Catheter leakage associated with occlusion of the catheter lumen due to encrustation, debris, blood clots, or kinked drainage tube has been identified in the literature. It has not yet been possible to correlate indwelling bladder cathe ter leakage with bladder spasms. One aim of this article is to begin to bridge this knowledge gap. The result of the literature review provides hypotheses related to indwelling bladder catheter leakage and bladder spasms, but the suggested methods of managing this problem have not undergone rigorous testing. These data are needed to provide evidencebased care, rather than treatment that is based on trial and error.

The authors hypothesize that one cause of indwelling urinary catheter leakage when associated with bladder spasms has yet to be identified. Thus, the authors hypothesize that a modification in bladder catheter design will alleviate this adverse effect. It is hoped that health professionals involved in research and medical device companies will consider this new concept in their research.

Normal Bladder Physiology

It is important to acknowledge that air is never normally present inside the bladder. Diagrams within health literature generally provide images of a catheterized bladder showing urine in the lower half and air in the upper half (Cruickshank & Woodward, 2001; Getliffe & Dolman, 2003; Nazarko, 2010). These diagrams suggest that urine drains through the catheter lumen and is replaced by air. This is not accurate; anatomy documents by Tortora and Grabowski (2008) demonstrate that an empty bladder is collapsed on itself. When empty, the bladder is then not hollow, and thus, cannot contain air.

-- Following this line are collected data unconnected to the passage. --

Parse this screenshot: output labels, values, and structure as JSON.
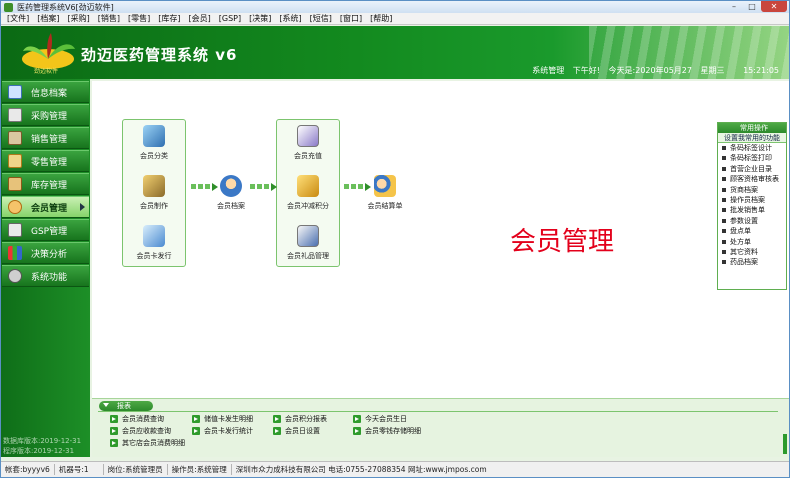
{
  "window": {
    "title": "医药管理系统V6[劲迈软件]"
  },
  "menu": [
    "[文件]",
    "[档案]",
    "[采购]",
    "[销售]",
    "[零售]",
    "[库存]",
    "[会员]",
    "[GSP]",
    "[决策]",
    "[系统]",
    "[短信]",
    "[窗口]",
    "[帮助]"
  ],
  "banner": {
    "brand": "劲迈软件",
    "app_title": "劲迈医药管理系统 v6",
    "status_user": "系统管理",
    "greeting": "下午好!",
    "date": "今天是:2020年05月27",
    "weekday": "星期三",
    "time": "15:21:05"
  },
  "sidebar": {
    "items": [
      {
        "label": "信息档案",
        "icon": "archive-icon"
      },
      {
        "label": "采购管理",
        "icon": "purchase-icon"
      },
      {
        "label": "销售管理",
        "icon": "sales-icon"
      },
      {
        "label": "零售管理",
        "icon": "retail-icon"
      },
      {
        "label": "库存管理",
        "icon": "stock-icon"
      },
      {
        "label": "会员管理",
        "icon": "members-icon",
        "active": true
      },
      {
        "label": "GSP管理",
        "icon": "gsp-icon"
      },
      {
        "label": "决策分析",
        "icon": "analysis-icon"
      },
      {
        "label": "系统功能",
        "icon": "settings-icon"
      }
    ],
    "info_line1": "数据库版本:2019-12-31",
    "info_line2": "程序版本:2019-12-31"
  },
  "workflow": {
    "group1": [
      "会员分类",
      "会员制作",
      "会员卡发行"
    ],
    "center": "会员档案",
    "group2": [
      "会员充值",
      "会员冲减积分",
      "会员礼品管理"
    ],
    "final": "会员结算单"
  },
  "page_heading": "会员管理",
  "right_panel": {
    "header": "常用操作",
    "subheader": "设置我常用的功能",
    "items": [
      "条码标签设计",
      "条码标签打印",
      "首营企业目录",
      "顾客资格审核表",
      "货商档案",
      "操作员档案",
      "批发销售单",
      "参数设置",
      "盘点单",
      "处方单",
      "其它资料",
      "药品档案"
    ]
  },
  "reports": {
    "header": "报表",
    "items": [
      [
        "会员消费查询",
        "储值卡发生明细",
        "会员积分报表",
        "今天会员生日"
      ],
      [
        "会员应收款查询",
        "会员卡发行统计",
        "会员日设置",
        "会员零钱存储明细"
      ],
      [
        "其它店会员消费明细"
      ]
    ]
  },
  "statusbar": [
    "帐套:byyyv6",
    "机器号:1",
    "岗位:系统管理员",
    "操作员:系统管理",
    "深圳市众力成科技有限公司 电话:0755-27088354 网址:www.jmpos.com"
  ],
  "colors": {
    "primary_green": "#1a8a24",
    "heading_red": "#e3001b"
  }
}
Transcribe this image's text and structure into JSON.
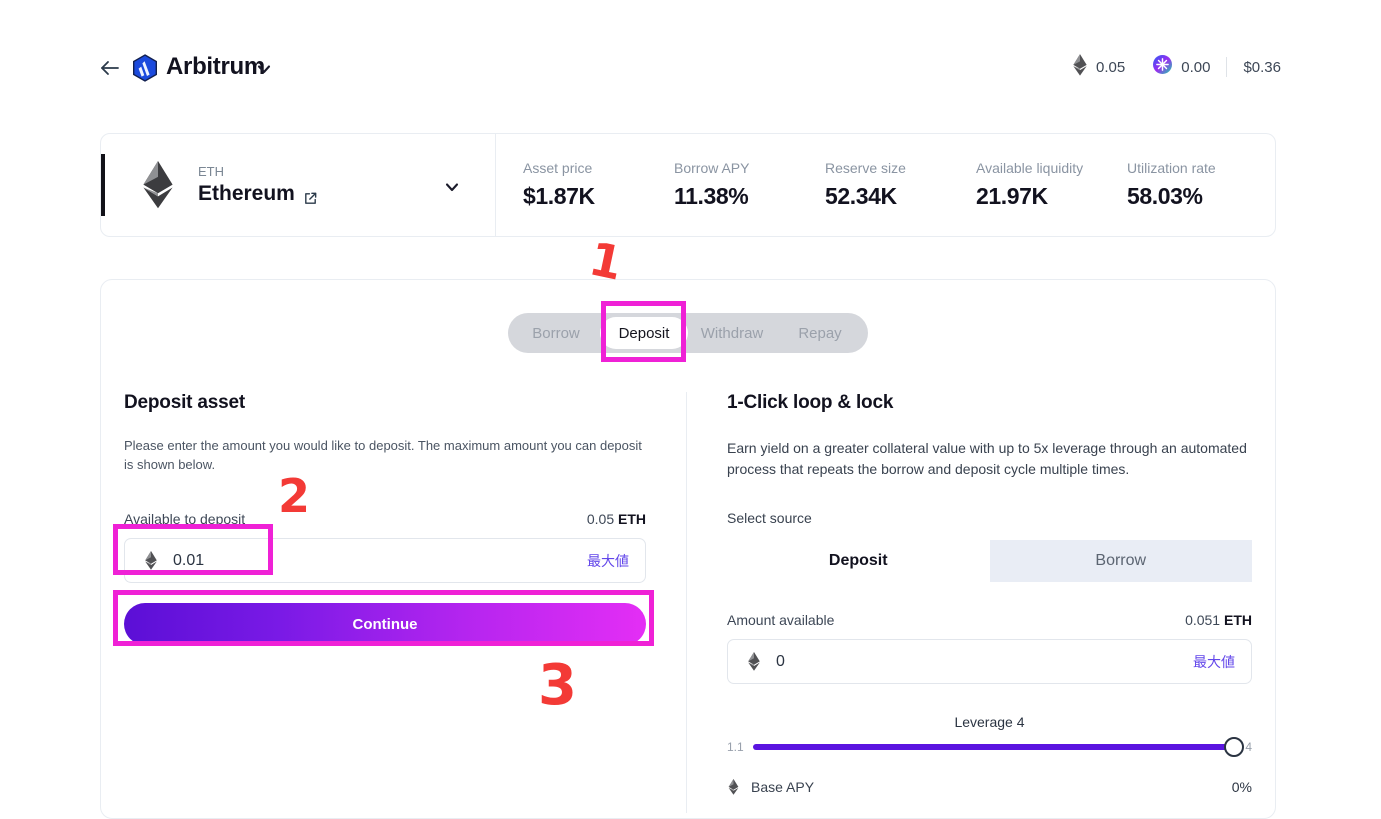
{
  "header": {
    "back_icon": "arrow-left-icon",
    "chain_logo_icon": "arbitrum-logo-icon",
    "chain_name": "Arbitrum",
    "chain_caret_icon": "chevron-down-icon",
    "wallet": {
      "eth_icon": "ethereum-icon",
      "eth_balance": "0.05",
      "token_icon": "star-token-icon",
      "token_balance": "0.00",
      "usd_value": "$0.36"
    }
  },
  "asset": {
    "logo_icon": "ethereum-icon",
    "symbol": "ETH",
    "name": "Ethereum",
    "external_link_icon": "external-link-icon",
    "caret_icon": "chevron-down-icon",
    "stats": [
      {
        "label": "Asset price",
        "value": "$1.87K"
      },
      {
        "label": "Borrow APY",
        "value": "11.38%"
      },
      {
        "label": "Reserve size",
        "value": "52.34K"
      },
      {
        "label": "Available liquidity",
        "value": "21.97K"
      },
      {
        "label": "Utilization rate",
        "value": "58.03%"
      }
    ]
  },
  "tabs": [
    {
      "label": "Borrow",
      "active": false
    },
    {
      "label": "Deposit",
      "active": true
    },
    {
      "label": "Withdraw",
      "active": false
    },
    {
      "label": "Repay",
      "active": false
    }
  ],
  "deposit_panel": {
    "title": "Deposit asset",
    "description": "Please enter the amount you would like to deposit. The maximum amount you can deposit is shown below.",
    "available_label": "Available to deposit",
    "available_amount": "0.05",
    "available_symbol": "ETH",
    "input_icon": "ethereum-icon",
    "input_value": "0.01",
    "input_placeholder": "0",
    "max_label": "最大値",
    "continue_label": "Continue"
  },
  "loop_panel": {
    "title": "1-Click loop & lock",
    "description": "Earn yield on a greater collateral value with up to 5x leverage through an automated process that repeats the borrow and deposit cycle multiple times.",
    "select_source_label": "Select source",
    "sources": [
      {
        "label": "Deposit",
        "active": true
      },
      {
        "label": "Borrow",
        "active": false
      }
    ],
    "amount_label": "Amount available",
    "amount_available": "0.051",
    "amount_symbol": "ETH",
    "input_icon": "ethereum-icon",
    "input_value": "0",
    "input_placeholder": "0",
    "max_label": "最大値",
    "leverage_label": "Leverage",
    "leverage_value": "4",
    "leverage_min": "1.1",
    "leverage_max": "4",
    "base_apy_icon": "ethereum-icon",
    "base_apy_label": "Base APY",
    "base_apy_value": "0%"
  },
  "annotations": {
    "mark_1": "1",
    "mark_2": "2",
    "mark_3": "3",
    "highlight_color": "#ef21d6",
    "mark_color": "#f33a36"
  }
}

Physiology of a Catheterized Bladder

When an indwelling bladder catheter is present, the bladder is unable to collapse entirely, prevented by the presence of the catheter tip and balloon. A pool of urine remains around a catheter within a free drainage system. Because an emptying bladder collapses on itself, the catheter tip, within a free drainage catheter system, does not remain straight. When the bladder deflates, its volume shrinks until it touches the catheter tip, resulting in a kink. The two catheter eyes are then occluded (see Figure 1). It is suggested that this enforced kinking of the catheter tip is the fundamental cause of leakage associated with bladder spasms. It is also suggested that when a urethral catheter is used, the pressure of organs above the bladder, called abdominal pressure in urodynamics, keeps the catheter tip kinked even as the bladder fills. In this case, the bladder volume increases horizontally but not vertically because the abdominal pressure prevents the bladder from lifting during the filling phase. When a detrusor contraction occurs, the only way for urine to be excreted is between the catheter shaft and the urethra mucosa because the catheter tip is kinked, blocking the eyes. This is usually accompanied by painful bladder contractions due to extra effort from the bladder to evacuate the urine. When the urethra is very tight around the catheter, contractions of the bladder can be ineffective in expulsing the urine. This results in an acute retention, which requires urgent intervention( s).

Figure 1.

Empty Bladder Collapses on Itself and Occludes the Two Catheter Eyes

The authors have clinically determined that changing the catheter site from urethral to suprapubic usually diminishes or prevents leakage. In a suprapubic placement, the catheter tip is positioned horizontally, which is then not affected by the abdominal pressure. However, even in the presence of a suprapubically placed catheter, leakage can occur when the bladder becomes small and atrophic, and in the opinion of these authors, does not provide enough space for the catheter tip to remain straight.